Mayor Rick Blangiardi and Gov. Josh Green teamed up again Friday to announce their latest effort to reduce homelessness on Oahu by unveiling the latest “kauhale” community of formerly homeless and low- income, working residents: a first-of-its-kind Waikiki high-rise that now represents home to 35 families comprising 121 adults and children.
Unlike previous kauhale built out of tiny-home structures that continue to expand across the state, the city bought the Waikiki Vista high-rise on Kapiolani Boulevard — originally the home of Tokai University and then dorm-style housing for Hawaii Pacific University — in October 2022 at a cost of $37.75 million in what Blangiardi called “a bold move.”
Waikiki Vista represents just one of “as many different possible solutions as possible” to reducing homelessness on Oahu, Green said.
The kauhale was designed to help homeless families with children.
Since late April, Waikiki Vista has become home to a mix of formerly homeless and low-income, working adults and their children — along with the first-ever home and permanent rehearsal space for the Royal Hawaiian Band on the building’s ninth floor.
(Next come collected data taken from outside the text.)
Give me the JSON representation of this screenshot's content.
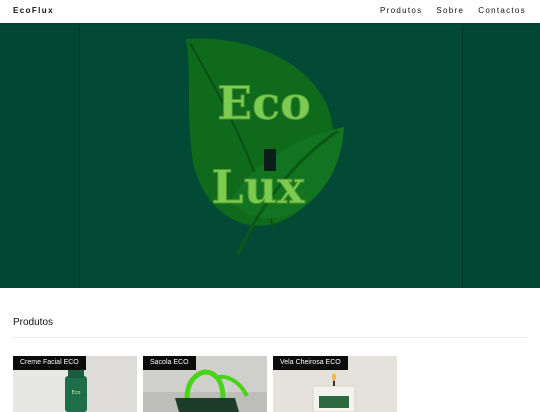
{
  "nav": {
    "brand": "EcoFlux",
    "links": [
      "Produtos",
      "Sobre",
      "Contactos"
    ]
  },
  "hero": {
    "logo_text_line1": "Eco",
    "logo_text_line2": "Lux",
    "logo_icon": "leaf-logo"
  },
  "products": {
    "title": "Produtos",
    "items": [
      {
        "label": "Creme Facial ECO",
        "icon": "cream-tube"
      },
      {
        "label": "Sacola ECO",
        "icon": "tote-bag"
      },
      {
        "label": "Vela Cheirosa ECO",
        "icon": "candle-jar"
      }
    ]
  },
  "colors": {
    "hero_bg": "#024734",
    "leaf_dark": "#0f6a1c",
    "leaf_light": "#7ccc52",
    "nav_bg": "#ffffff"
  }
}
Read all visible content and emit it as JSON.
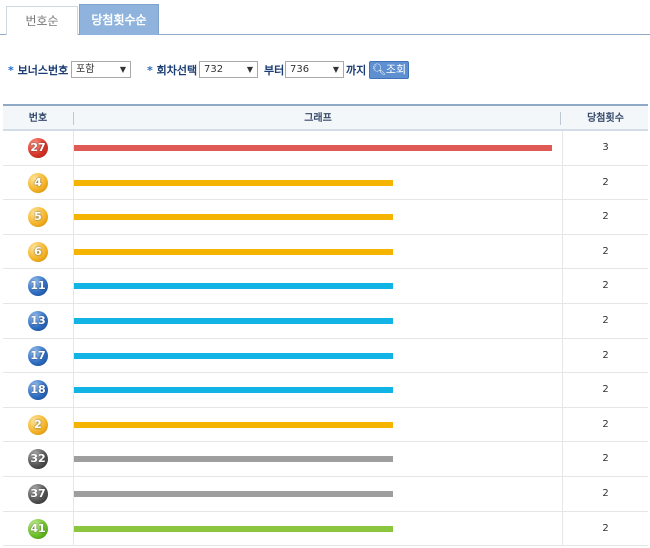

It’s a Waikiki complex that’s meant to both house struggling families and reduce the stigma of being homeless on Oahu, Green told the Honolulu Star-Advertiser while touring the building.
He called Waikiki Vista’s blend of residents “very therapeutic.”
He and Blangiardi admired the picturesque, elevated views of Waikiki through the windows of a 12th-floor studio apartment that is home to a parent with three children. Like the other studio units, it includes an en suite toilet and shower.
Waikiki Vista represents the newest approach between the state and city to get more homeless people off the street, especially adults who have children and are willing to work.
Unlike traditional homeless shelters or even Hawaii’s nascent kauhale concept, the adult and child residents of Waikiki Vista will live among recently homeless families and financially struggling adults and their children.
“It’s incredible,” Green told the Star-Advertiser. “It’s exceptional. It restores life.”
The new residents include Mikela Brown, 36, who was pregnant and living in a homeless shelter when she was referred to Waikiki Vista from her caseworker through the city’s “rent to work” program.
She has since given birth to her 1-month-old daughter, Kainani, and feels safe while raising a newborn.
“I feel blessed,” Brown told the Star-Advertiser in her unit. “It feels good to have stability and to feel secure.”
She pays $687 per month in rent.
Brown called the picturesque views of Waikiki “beautiful” while she recovers from childbirth and dreams of a better future for herself and Kainani.
John Mizuno, the state’s homeless coordinator, said Waikiki Vista is one of 20 homeless kauhale coming online for the state.
The next, on North King Street, will be announced in August.
It will focus on the need for another “medical respite” to triage the medical needs of homeless people in the area, Mizuno said.
Across Oahu the latest census of Oahu’s homeless population in January showed a 19 percent increase in homeless families compared with January 2023, including 635 children.
Overall, the January Point in Time Count found that Oahu’s overall homeless population jumped nearly 12 percent to 4,495 people — up from 4,028 in January 2023.
In response, all of the combined efforts by the city and state are intended to reduce homelessness across the island, Green said.
“Each and every one helps a little bit more,” Green said.